For 2008, California’s state government needs something like $14 billion more than they think they’re going to collect. It is absurd to cut services. It is absurd to lay off workers. And it is especially absurd to raise taxes. All we have to do is end the injustice of “two Californias,” where public employees have retirement benefits far in excess of what private sector taxpayers – whose taxes fund those pensions – can ever hope to receive.
As we believe we demonstrate in the online interactive spreadsheet “Pension Calculations,” if all public employees were given social security and medicare in their 60s, instead of pension benefits far more generous that begin in their 50s, California would have NO budget deficit. This reform would also encourage more crossover between the public and private sector, since public sector employees would no longer be slaves to their pensions. And by putting all workers in the same boat, much needed reforms to social security and medicare would be more likely, since public sector employees would be far less likely to be indifferent to the challenges the rest of us face in our retirements.
The analysis we’ve presented on the interactive spreadsheet will allow any viewer to input their own assumptions. We think the default input assumptions, which are highlighted in yellow, are extremely conservative. There are two columns, which presumably represent two organizations, one in the private sector (left), and one in the public sector (right).

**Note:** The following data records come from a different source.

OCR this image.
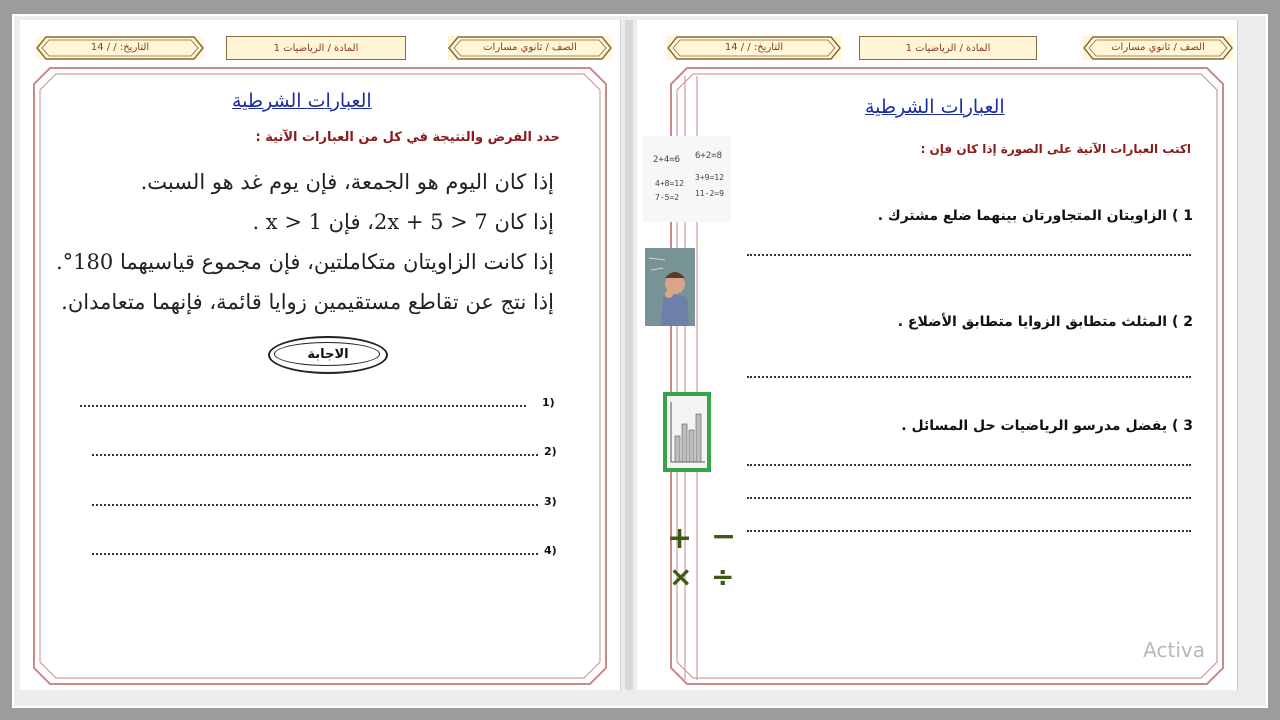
التاريخ: / / 14	المادة / الرياضيات 1	الصف / ثانوي مسارات
العبارات الشرطية
حدد الفرض والنتيجة في كل من العبارات الآتية :
إذا كان اليوم هو الجمعة، فإن يوم غد هو السبت.
إذا كان 7 < 2x + 5، فإن x > 1 .
إذا كانت الزاويتان متكاملتين، فإن مجموع قياسيهما 180°.
إذا نتج عن تقاطع مستقيمين زوايا قائمة، فإنهما متعامدان.
الاجابة
1)
2)
3)
4)
التاريخ: / / 14	المادة / الرياضيات 1	الصف / ثانوي مسارات
العبارات الشرطية
اكتب العبارات الآتية على الصورة إذا كان فإن :
2+4=6 6+2=8
4+8=12
3+9=12
7-5=2 11-2=9
+ −
× ÷
1 ) الزاويتان المتجاورتان بينهما ضلع مشترك .
2 ) المثلث متطابق الزوايا متطابق الأضلاع .
3 ) يفضل مدرسو الرياضيات حل المسائل .
Activa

Here are the assumptions – and you can enter any you like:
Age entering workforce: 20 for both
Average salary per year: Private – $30K, Public – $35K
Age at retirement: Private – 65, Public – 60
Life expectancy: 80 for both
Retirement payment per month: Private – $1K, Public – $2K
Size of workforce (incl. city & county): 3.0 million for both
Using the calculator, staying in constant dollars throughout, the cost per year to fund retirement benefits for the public entity is $36 billion per year, compared to $12 billion per year for the private entity. We would submit that every assumption in this calculation, were it to be a more accurate reflection of reality, would inflate the differential referenced here. Moreover nothing in this model calculates the staggering differential between the public and private worker when considering the costs of the generous vacationm, personal, “9-80,” overtime, “comp.,” sick, and sabbatical time granted public employees, nor the cost of hiring and promoting according to quotas, regulations, incentives, and other criteria that has nothing to do with merit and competance. Bottom line: If public employees got the same deal that private employees get, on average, the state of California would save $24 billion per year – and we think that number is grossly understated.
The astute critic may counter that using constant dollars is a radically reductive assumption, rendering these calculations meaningless. We disagree. Of course the time value of money, inflation, and the earnings potential of funds is relevant, but it should normalize since both pools of workers exist in the same society, the same place and time. If they don’t normalize, they should. And if they are all applied, the result will probably not change much. Perhaps we’ll test our new online spreadsheet converter program, and post some of our more sophisticated models. And consider this – California’s state retirement systems are making assumptions regarding the real return on their funds that are based on an unprecedented boom in the value of global markets – and this may or may not be a sustained long boom. And if it is, all workers should all share in it.
This is the ideal that unions should hold most dear. All worker’s rights matter. Every Californian’s health and retirement security should matter – and the first step is to give every Californian the same set of challenges. California can solve their budget deficit overnight – even modest pension benefit reductions would free up $10+ billion per year in much needed funds. As Californians grapple with their huge 2008 budget deficit, why isn’t there even one word being spoken in the press about reforming the financially unsustainable public employee pensions? When will someone stand up for private workers? It might make us all more likely to trust our government, more likely to embrace new projects and programs. As long as taxpayers fund retirement benefits for public employees worth many times what private sector workers will receive, no agenda or cause that increases taxes or fees should have credibility.